Les infirmières peuvent-elles sauver les urgences ?

17 septembre 2019
Protocoles de coopération, infirmières de pratique avancée (IPA) aux urgences : entretien avec Thierry Amouroux, porte-parole du Syndicat national des professionnels infirmiers SNPI CFE-CGC, paru sur "Egora" le 04.09.19 :
https://www.egora.fr/actus-pro/systeme-de-sante/50094-les-infirmieres-peuvent-elles-sauver-les-urgences-l-arrivee-de-l?nopaging=1
Egora.fr : Agnès Buzyn est revenue lundi sur sa volonté de favoriser la délégation de tâches aux urgences en autorisant les infirmières, sur protocole, à réaliser des sutures et prescrire des examens d’imagerie. Y êtes-vous favorables ?
Thierry Amouroux : À notre connaissance, ce seraient les premiers protocoles de coopération article 51 [créés par la loi HPST de 2009, NDLR] aux urgences. Déléguer les sutures et la prescription d’imagerie, c’est une demande qui remonte des médecins. Ce sont des actes souvent réalisés par les externes et internes. Il faut savoir que la suture est un acte pour l’instant autorisé aux seules infirmières de bloc opératoire (Ibode).
L’évolution des actes est une bonne chose pour la profession, mais la forme – protocole de coopération – est une totale aberration ! C’est un accord de gré à gré entre un médecin et une infirmière, en dehors du cadre réglementaire habituel posé par le code de santé publique. Il y a un vrai besoin d’évolution des compétences infirmières : le décret d’actes est bloqué depuis 2002. Que l’ensemble des infirmières puissent avoir de nouvelles compétences, avec une évolution de leur formation, c’est très bien. C’est l’avenir avec les problèmes de démographie médicale en général et de médecins urgentistes en particulier.

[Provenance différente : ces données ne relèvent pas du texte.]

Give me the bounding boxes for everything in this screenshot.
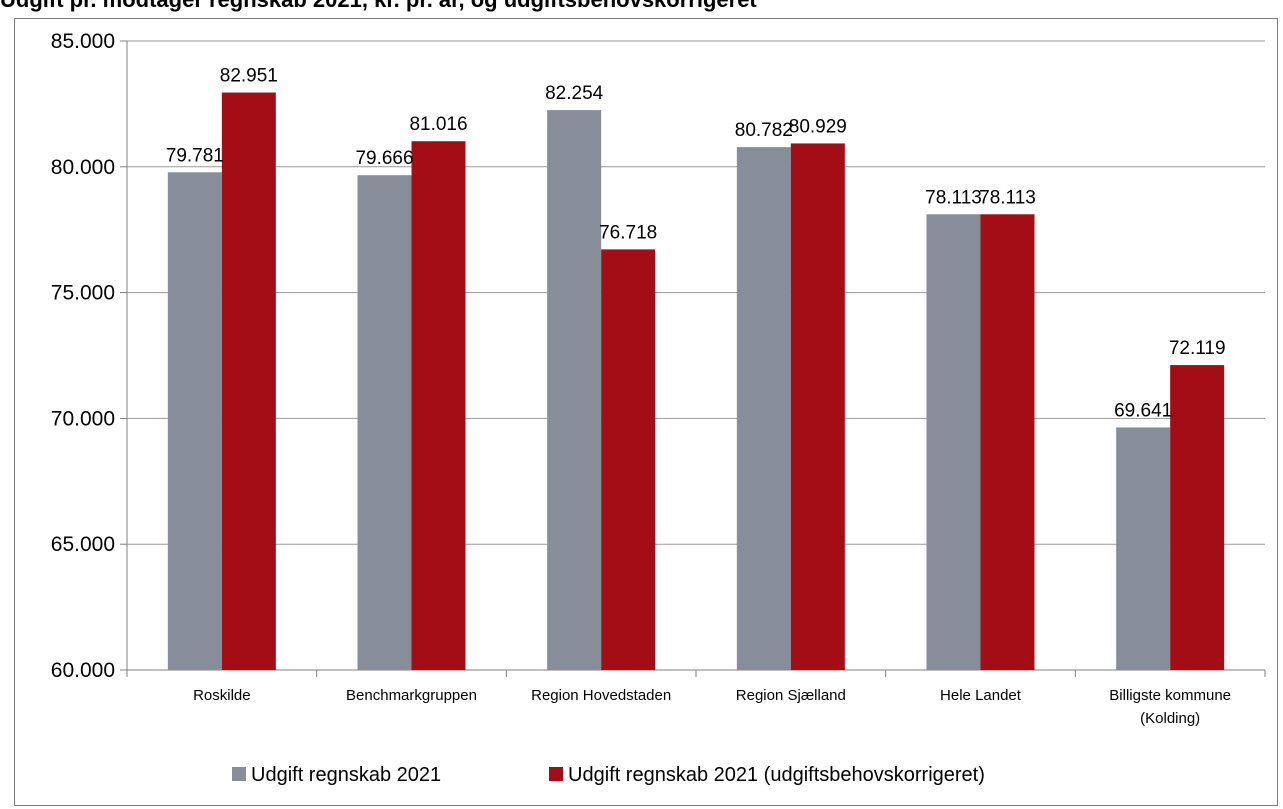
bar [1170, 365, 1225, 670]
axes: 60.000 65.000 70.000 75.000 80.000 85.000 Rosk… [51, 30, 1266, 727]
y-tick-label: 75.000 [51, 282, 115, 305]
x-tick-label: Benchmarkgruppen [346, 687, 477, 704]
x-tick-label: Billigste kommune [1109, 687, 1231, 704]
data-label: 79.666 [355, 148, 413, 169]
data-label: 79.781 [166, 145, 224, 166]
bar [980, 214, 1035, 670]
bar [790, 143, 845, 670]
data-labels: 79.781 82.951 79.666 81.016 82.254 76.718 80.7… [166, 66, 1226, 422]
data-label: 82.254 [545, 83, 604, 104]
bar [221, 92, 276, 670]
data-label: 78.113 [925, 187, 982, 208]
data-label: 81.016 [409, 114, 467, 135]
y-tick-label: 60.000 [51, 659, 115, 682]
data-label: 82.951 [220, 66, 278, 87]
x-tick-label: Region Hovedstaden [531, 687, 671, 704]
y-tick-label: 65.000 [51, 533, 115, 556]
data-label: 72.119 [1169, 338, 1226, 359]
y-tick-label: 70.000 [51, 407, 115, 430]
data-label: 69.641 [1114, 400, 1172, 421]
x-tick-label: Roskilde [193, 687, 251, 704]
x-tick-label: Region Sjælland [736, 687, 846, 704]
bar [357, 175, 412, 671]
y-tick-label: 85.000 [51, 30, 115, 53]
data-label: 76.718 [599, 222, 657, 243]
data-label: 78.113 [979, 187, 1036, 208]
bar [411, 141, 466, 671]
bar [736, 147, 791, 670]
y-tick-label: 80.000 [51, 156, 115, 179]
bars [167, 92, 1225, 671]
x-tick-label: (Kolding) [1140, 710, 1200, 727]
chart-title-fragment: Udgift pr. modtager regnskab 2021, kr. p… [0, 0, 1283, 14]
legend-swatch [232, 767, 246, 781]
legend-label: Udgift regnskab 2021 (udgiftsbehovskorri… [568, 764, 985, 786]
data-label: 80.929 [789, 116, 847, 137]
bar [1116, 427, 1171, 670]
chart-frame [14, 18, 1278, 806]
legend-swatch [549, 767, 563, 781]
legend-label: Udgift regnskab 2021 [251, 764, 441, 786]
bar [167, 172, 222, 670]
bar [547, 110, 602, 671]
gridlines [127, 40, 1265, 545]
x-tick-label: Hele Landet [940, 687, 1022, 704]
data-label: 80.782 [735, 120, 793, 141]
legend: Udgift regnskab 2021 Udgift regnskab 2021… [232, 764, 985, 786]
bar [601, 249, 656, 670]
bar [926, 214, 981, 670]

Mais avec le protocole de coopération, c’est totalement dévoyé. Il n’y a pas de formation nationale, il y aura celles qui auront le droit de faire et celles qui n’auront pas le droit, au sein d’un même service. Ça n’a pas d’intérêt professionnel. Si le besoin de santé est avéré, il faut que ce soit une compétence nationale, une formation nationale, un diplôme national.

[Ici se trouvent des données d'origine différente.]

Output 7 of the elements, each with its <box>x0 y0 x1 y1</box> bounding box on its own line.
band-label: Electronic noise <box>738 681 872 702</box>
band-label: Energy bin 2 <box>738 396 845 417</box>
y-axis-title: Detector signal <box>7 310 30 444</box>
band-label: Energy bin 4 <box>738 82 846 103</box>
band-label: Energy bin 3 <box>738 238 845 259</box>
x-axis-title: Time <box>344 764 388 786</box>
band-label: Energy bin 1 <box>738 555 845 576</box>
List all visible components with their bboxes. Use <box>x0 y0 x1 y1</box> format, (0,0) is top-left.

La participation au protocole serait valorisée pour les infirmières à hauteur de 100 euros brut par mois. Est-ce suffisant ?
Une "prime de coopération" avait déjà été annoncée en juin, mais n’est toujours pas effective. On est en tout cas loin de la demande des professionnels en grève : une augmentation de 300 euros net par mois.

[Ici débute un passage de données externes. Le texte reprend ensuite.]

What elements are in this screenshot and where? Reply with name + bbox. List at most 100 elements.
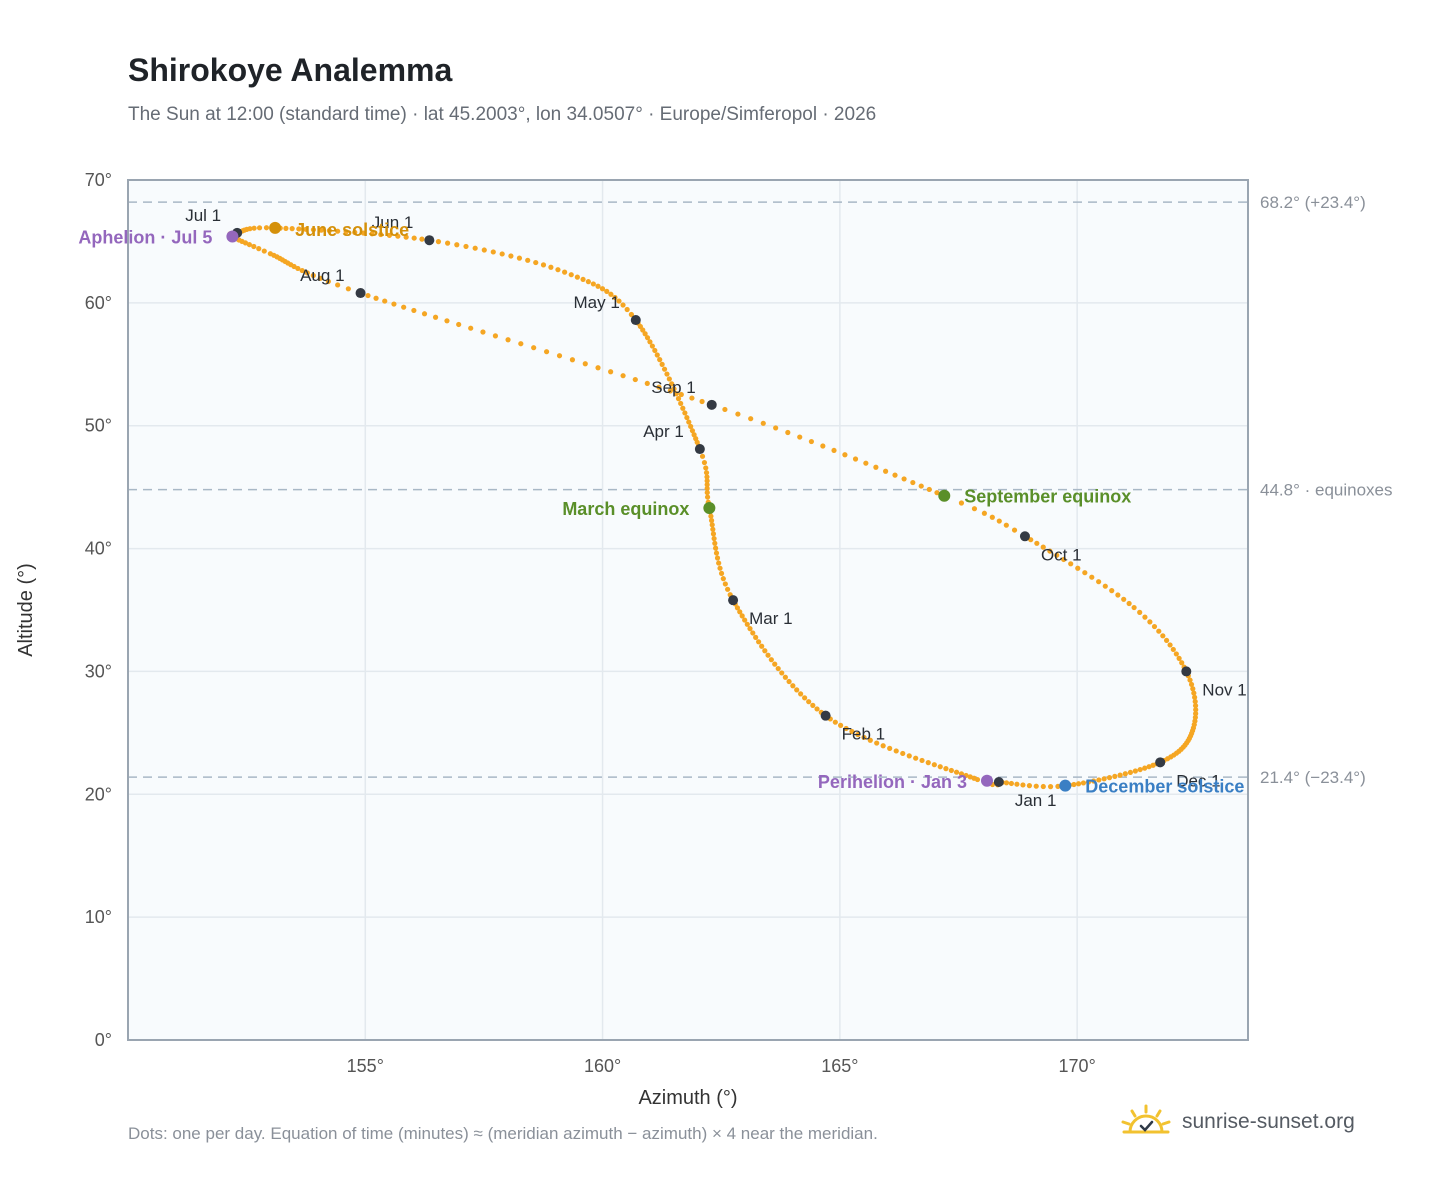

Tout cela ne résout pas le problème de l’absence de lits d’hospitalisation, avec un record de 5 jours sur un brancard cet été. [Aux urgences de Saint-Etienne, en juillet, un septuagénaire a passé 120 heures sur un brancard, dénonce le collectif Inter-Urgences. NDLR.]
Les choses ne font que s’aggraver. Le rouleau compresseur continue : après les 960 millions d’euros retirés en 2018 à l’hôpital public, ce sont 660 millions qui sont retirés en 2019 par la circulaire tarifaire. Ce qui veut dire d’autres suppressions de postes et d’autres fermetures de lits, ce qui entraine un nouvel engorgement des urgences et une augmentation du nombre de lits-brancards dans les couloirs.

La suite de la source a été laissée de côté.